Contractors can fall ill, of course, just like any other worker. As a limited company contractor, it is your company that employs you, not your client. You can only send a sick note to yourself, pay yourself sick pay and use contract law to explain to the client why you could not complete your contract.
Do you pay your service providers for the days they take off for illness?
When your house needs painting, you hire a decorator perhaps on a day rate to start working from room to room. Suppose he does not turn up for three days, then arrives with a sick note from the doctor demanding you pay him for the days that he was off sick. Do you pay him?
Your window cleaner arrives on the tenth of every month. She missed coming last month, texting you that she had a bad back. But she turns up today, cleans the windows and knocks on the door to get paid. Do you demand to see the letter from her doctor explaining why she didn’t turn up last week, or do you just want clean windows?

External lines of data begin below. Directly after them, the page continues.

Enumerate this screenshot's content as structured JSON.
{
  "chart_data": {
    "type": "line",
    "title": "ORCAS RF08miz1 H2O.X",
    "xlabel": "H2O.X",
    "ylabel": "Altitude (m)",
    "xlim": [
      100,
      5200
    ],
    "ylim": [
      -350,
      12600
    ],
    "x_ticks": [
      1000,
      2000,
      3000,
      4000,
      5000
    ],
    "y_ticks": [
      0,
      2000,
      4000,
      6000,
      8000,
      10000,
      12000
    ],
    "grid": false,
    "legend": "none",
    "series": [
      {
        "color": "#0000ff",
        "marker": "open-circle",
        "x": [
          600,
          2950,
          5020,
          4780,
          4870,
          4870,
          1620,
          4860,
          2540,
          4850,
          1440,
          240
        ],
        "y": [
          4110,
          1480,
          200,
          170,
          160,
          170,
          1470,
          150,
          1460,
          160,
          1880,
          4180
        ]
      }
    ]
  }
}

Every week you take your car to the hand car wash for a wash and wax. The usual bloke who valets your car is off sick this week, but one of his mates does just as good a job. Do you refuse to pay him because he’s not the bloke you always use?
Clients want a service delivered
As a service provider to your client and not an employee, you only get paid for when you are delivering your services. Even if you are genuinely ill with an official doctor’s sick note, your client won’t be paying you sick pay.
Clients ideally want you fit and healthy and delivering on your contract, as you have agreed. Most clients are not that fussed about the detail of how the service is performed. They just want to be sure it gets done. They won’t come chasing after you for a sick note to explain why you weren’t at work last week, they just won’t pay you.
If you don’t turn up for work, don’t expect your contract to be held open for you. If you can’t deliver your services, no matter what the reason, the client will just get onto the agency and ask them to send a contractor who can.
Contractors are responsible for their own sick pay
Your limited company is your employer, not your client and not your agency. So, if you get sick, then the employment rights, such as sick pay, which you can expect will come from your own company. You are responsible for ensuring you have enough cash in the business bank account, or a suitable insurance policy, to pay out if you get ill.
If you fail to deliver your services, or to be more precise, if your limited company fails to deliver your services, then you are in breach of contract. It is contract law and not employment law that determines what happens next. A determined client could sue for breach of contract, and you may have to seek legal advice to defend yourself and your company.
You are responsible for maintaining a flow of new business for your company. If you are too ill to find new contracts, it is not the agency’s or client’s responsibility. And there is no employment law to stop another contractor from stepping into your shoes if you fall ill.
Contractor mindset tip:
Contractors are employed by their own limited company, not by their client, so dealing with sickness is their own responsibility.